Ces prises de distance personnelle n'ont pas empêché l'actuel président Joe Biden de vouloir marquer le "retour" des Etats-Unis, comme il l'a dit lui-même à son arrivée mercredi 9 juin, en choisissant le Royaume-Uni comme première destination de son premier déplacement à l'étranger. 

Les Etats-Unis sont de retour! 
                                                                                                    Joe Biden, président des Etats-Unis

Par ailleurs, le Royaume-Uni veut aussi pouvoir se faire une place de choix dans le jeu diplomatique mondial, depuis sa sortie de l'Union Européenne. Boris Johnson souhaite éviter l'expression traditionnelle de "relation spéciale", toujours utilisée par la Maison Blanche, pour qualifier les liens entre le Royaume-Uni et les Etats-Unis. Il préfère alors le terme de "relation étroite". Cependant, Joe Biden affirmera tout de même "la force durable de la relation spéciale" au G7 dans quelques jours, avant de souligner les priorités américaines, les valeurs démocratiques communes, le changement climatique et la reprise après la pandémie.

Brexit et Irlande du Nord

Les deux hommes se rencontrent donc dans un premier temps ce jeudi 10 juin à Carbis Bay, station balnéaire du Sud-Ouest de l'Angleterre qui accueillera à partir de vendredi 11 juin jusqu'à dimanche le G7. Au programme, une nouvelle signature de la "Charte de l'Atlantique" conçue sur le modèle de la Charte signée par Winston Churchill et Franklin D. Roosevelt il y a 80 ans, pour réaffirmer les "valeurs" partagées et prendre en compte les nouveaux défis comme les cyberattaques ou la crise climatique.

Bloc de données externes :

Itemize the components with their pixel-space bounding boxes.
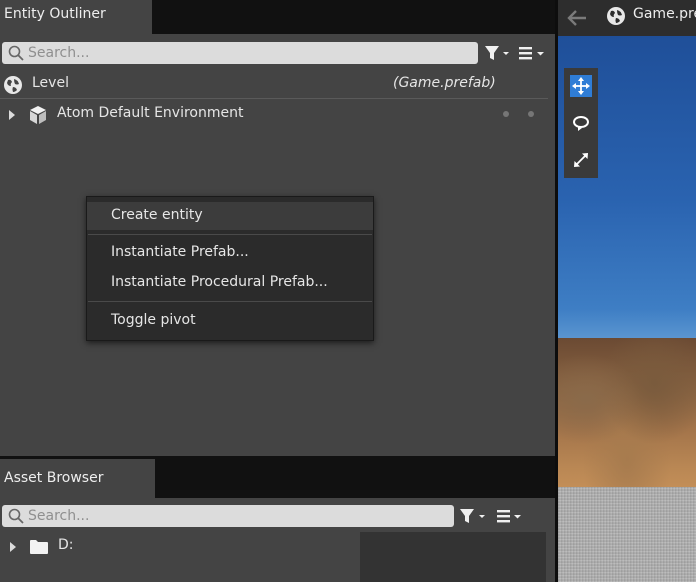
asset-search-input[interactable]	[28, 505, 444, 527]
menu-separator	[88, 301, 372, 302]
menu-separator	[88, 234, 372, 235]
back-arrow-icon[interactable]	[566, 8, 588, 28]
outliner-row-level[interactable]: Level (Game.prefab)	[0, 71, 548, 99]
entity-label: Atom Default Environment	[57, 105, 244, 121]
viewport-transform-toolbar	[564, 68, 598, 178]
viewport-ground-plane	[558, 487, 696, 582]
outliner-display-options-button[interactable]	[517, 42, 545, 64]
menu-item-toggle-pivot[interactable]: Toggle pivot	[87, 307, 373, 335]
asset-tree-item-d[interactable]: D:	[0, 533, 350, 561]
viewport-terrain	[558, 338, 696, 490]
caret-right-icon[interactable]	[8, 109, 16, 121]
menu-item-instantiate-prefab[interactable]: Instantiate Prefab...	[87, 239, 373, 267]
globe-icon	[607, 7, 625, 25]
outliner-search-input[interactable]	[28, 42, 468, 64]
move-tool-button[interactable]	[570, 75, 592, 97]
lock-toggle[interactable]	[528, 111, 534, 117]
asset-tree-label: D:	[58, 537, 74, 553]
viewport-title: Game.prefab	[633, 6, 696, 22]
filter-icon	[485, 46, 509, 60]
asset-filter-button[interactable]	[458, 505, 486, 527]
menu-icon	[497, 510, 521, 523]
menu-item-instantiate-procedural-prefab[interactable]: Instantiate Procedural Prefab...	[87, 269, 373, 297]
asset-browser-tab-bar: Asset Browser	[0, 456, 555, 498]
menu-icon	[519, 47, 544, 60]
folder-icon	[30, 540, 48, 554]
move-icon	[572, 77, 590, 95]
tab-asset-browser[interactable]: Asset Browser	[0, 459, 155, 498]
asset-preview-pane	[360, 532, 546, 582]
caret-right-icon[interactable]	[9, 541, 17, 553]
filter-icon	[460, 509, 485, 523]
outliner-row-atom-default-environment[interactable]: Atom Default Environment	[0, 101, 548, 129]
viewport-panel[interactable]: Game.prefab	[558, 0, 696, 582]
outliner-tab-bar: Entity Outliner	[0, 0, 555, 34]
menu-item-create-entity[interactable]: Create entity	[87, 202, 373, 230]
level-prefab-label: (Game.prefab)	[393, 75, 496, 91]
scale-icon	[574, 153, 588, 167]
outliner-search-box[interactable]	[2, 42, 478, 64]
visibility-toggle[interactable]	[503, 111, 509, 117]
tab-entity-outliner[interactable]: Entity Outliner	[0, 0, 152, 34]
outliner-context-menu: Create entity Instantiate Prefab... Inst…	[86, 196, 374, 341]
asset-display-options-button[interactable]	[495, 505, 523, 527]
asset-search-box[interactable]	[2, 505, 454, 527]
scale-tool-button[interactable]	[570, 149, 592, 171]
level-label: Level	[32, 75, 69, 91]
globe-icon	[4, 76, 22, 94]
cube-icon	[30, 106, 46, 124]
search-icon	[8, 45, 24, 61]
outliner-filter-button[interactable]	[483, 42, 511, 64]
search-icon	[8, 508, 24, 524]
rotate-icon	[573, 116, 589, 131]
viewport-header: Game.prefab	[558, 0, 696, 36]
rotate-tool-button[interactable]	[570, 112, 592, 134]
asset-browser-panel: Asset Browser D:	[0, 456, 555, 582]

Le sujet de l'Irlande du Nord pourrait toutefois venir assombrir le tableau. Joe Biden, fier de ses origines irlandaises, n'apprécie pas les tentatives de Londres de revenir sur ses engagements commerciaux envers l'Union européenne pris dans le cadre du Brexit.

Voir aussi : Covid-19 au Royaume Uni : quelle est la stratégie de Boris Johnson ?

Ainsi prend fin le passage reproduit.